Я жутко трусил и единственно, на что был способен, это механически описывать декорации каждой сцены. А вот Лю явил себя гениальным сказителем: он не столько даже рассказывал, сколько по очереди играл каждого героя фильма, меняя голос и жестикуляцию. Он вел рассказ, то усиливая, то ослабляя напряжение, задавал вопросы, заставлял публику отвечать на них и тут же подсказывал

правильные ответы. Короче, был всеми и всем. Когда мы или, вернее, когда он завершил сеанс, причем точно уложившись в отведенное время, счастливая, восхищенная публика не желала расходиться.

— В будущем месяце, — объявил нам с начальнической улыбкой староста, — я опять пошлю вас смотреть кино.
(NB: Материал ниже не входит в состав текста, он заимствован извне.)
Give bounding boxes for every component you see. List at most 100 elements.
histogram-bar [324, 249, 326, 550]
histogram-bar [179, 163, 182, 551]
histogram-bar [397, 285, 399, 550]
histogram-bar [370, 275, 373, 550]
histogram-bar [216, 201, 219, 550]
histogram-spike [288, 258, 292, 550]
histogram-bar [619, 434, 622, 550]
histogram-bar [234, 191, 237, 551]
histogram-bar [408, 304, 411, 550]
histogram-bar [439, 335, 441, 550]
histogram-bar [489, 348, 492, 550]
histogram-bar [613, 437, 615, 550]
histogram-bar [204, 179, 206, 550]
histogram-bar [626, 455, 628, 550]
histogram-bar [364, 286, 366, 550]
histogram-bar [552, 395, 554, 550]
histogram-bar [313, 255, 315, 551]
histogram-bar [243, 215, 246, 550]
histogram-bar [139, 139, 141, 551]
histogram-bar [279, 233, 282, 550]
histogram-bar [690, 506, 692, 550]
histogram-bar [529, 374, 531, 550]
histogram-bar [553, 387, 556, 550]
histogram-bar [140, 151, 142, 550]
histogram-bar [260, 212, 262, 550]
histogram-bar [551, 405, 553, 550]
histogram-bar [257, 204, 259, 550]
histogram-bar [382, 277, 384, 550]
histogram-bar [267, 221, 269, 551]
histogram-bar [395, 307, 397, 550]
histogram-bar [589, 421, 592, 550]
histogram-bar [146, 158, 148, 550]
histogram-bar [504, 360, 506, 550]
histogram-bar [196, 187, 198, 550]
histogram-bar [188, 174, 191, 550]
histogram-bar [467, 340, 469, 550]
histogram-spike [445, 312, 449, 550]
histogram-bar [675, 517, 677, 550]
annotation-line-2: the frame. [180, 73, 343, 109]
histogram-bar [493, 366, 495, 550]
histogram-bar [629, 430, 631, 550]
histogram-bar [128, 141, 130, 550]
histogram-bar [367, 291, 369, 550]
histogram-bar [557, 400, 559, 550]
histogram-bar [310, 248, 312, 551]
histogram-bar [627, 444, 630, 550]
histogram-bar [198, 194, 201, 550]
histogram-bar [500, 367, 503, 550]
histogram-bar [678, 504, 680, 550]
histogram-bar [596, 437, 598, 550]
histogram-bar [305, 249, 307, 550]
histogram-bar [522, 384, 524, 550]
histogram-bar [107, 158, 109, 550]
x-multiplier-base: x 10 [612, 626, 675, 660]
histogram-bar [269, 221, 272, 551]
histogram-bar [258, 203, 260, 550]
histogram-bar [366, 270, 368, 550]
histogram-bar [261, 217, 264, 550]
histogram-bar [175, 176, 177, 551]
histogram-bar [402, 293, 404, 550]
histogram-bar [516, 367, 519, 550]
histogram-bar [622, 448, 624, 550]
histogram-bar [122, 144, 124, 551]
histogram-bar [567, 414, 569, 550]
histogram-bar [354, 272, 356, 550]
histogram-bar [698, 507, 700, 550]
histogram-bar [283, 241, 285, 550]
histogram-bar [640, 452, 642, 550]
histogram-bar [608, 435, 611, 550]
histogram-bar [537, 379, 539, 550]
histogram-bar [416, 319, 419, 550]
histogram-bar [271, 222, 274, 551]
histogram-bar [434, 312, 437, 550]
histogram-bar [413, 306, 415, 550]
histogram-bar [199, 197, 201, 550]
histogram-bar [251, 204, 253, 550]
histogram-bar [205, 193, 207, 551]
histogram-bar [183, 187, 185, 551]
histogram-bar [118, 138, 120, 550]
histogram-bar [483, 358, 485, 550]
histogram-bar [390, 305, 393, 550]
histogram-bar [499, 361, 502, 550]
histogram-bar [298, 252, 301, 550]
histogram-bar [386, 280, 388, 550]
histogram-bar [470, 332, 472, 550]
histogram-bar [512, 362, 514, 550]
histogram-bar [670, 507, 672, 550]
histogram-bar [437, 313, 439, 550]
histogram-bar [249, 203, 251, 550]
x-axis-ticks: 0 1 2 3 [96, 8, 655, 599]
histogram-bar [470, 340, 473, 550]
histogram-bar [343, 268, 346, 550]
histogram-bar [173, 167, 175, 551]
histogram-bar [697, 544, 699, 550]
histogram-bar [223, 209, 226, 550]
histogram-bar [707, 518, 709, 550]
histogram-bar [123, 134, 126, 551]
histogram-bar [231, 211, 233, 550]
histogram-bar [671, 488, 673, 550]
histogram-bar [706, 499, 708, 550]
А заработок запишу такой же, как будто вы работали в поле.

Поначалу мы восприняли это как забавную игру; нам и в голову не могло прийти, что в результате ее наша жизнь, во всяком случае жизнь Лю, резко изменится.

Принцесса горы Небесного Феникса была обута в бледно-розовые тапочки из прочной, но тонкой холстины, которая позволяла наблюдать все движения пальцев ее ноги, всякий раз когда она нажимала ею на педаль швейной машины. Тапочки были обычные, дешевенькие, кустарного производства, и однако же в здешних местах, где почти все ходили босиком, они бросались в глаза, казались страшно изысканными, прямо-таки драгоценными. И ступни, и лодыжки у нее были очень красивой формы, и ее, эту форму, еще больше подчеркивали белые нейлоновые носки.

Длинная коса толщиной сантиметра в три, а то и в четыре спускалась по ее спине гораздо ниже талии и заканчивалась ослепительно новой лентой из шелковисто-красного сатина.

Она сидела, склонившись над швейной машиной, в гладкой металлической поверхности стола которой отражались воротничок ее белой блузки, овальное лицо и блестящие глаза, вне всяких сомнений, самые прекрасные глаза в окрестностях Юнчжэна, а может, и всего уезда.

Широкое ущелье разделяло нашу и ее деревни. Ее отец, единственный портной на горе Небесный Феникс, часто покидал большой старый дом, который служил ему и мастерской и жильем. У него не

было отбоя от клиентов. Когда в каком-нибудь семействе собирались что-нибудь шить, то первым делом покупали в магазине в Юнчжэне (том самом городке, где мы смотрели фильм) материал, а затем отправлялись в мастерскую к портному обговорить с ним фасон, цену и дату, когда он сможет приняться за выполнение их заказа. А в назначенный день ранним утром с почтением приходили за ним в сопровождении нескольких крепких мужчин, которым предстояло поочередно тащить на себе швейную машину.

Машин было две. Первая, которую он брал с собой, отправляясь в очередную деревню, была такая старая, что на ней уже невозможно было прочесть ни марку, ни фамилию производителя. Вторую же, новенькую, made in Шанхай, он держал дома для дочери, «Портнишечки». В портновские свои экспедиции дочку он никогда не брал, и это мудрое, но жестокое решение было причиной страданий и разочарований для многих крестьянских парней, мечтавших покорить ее.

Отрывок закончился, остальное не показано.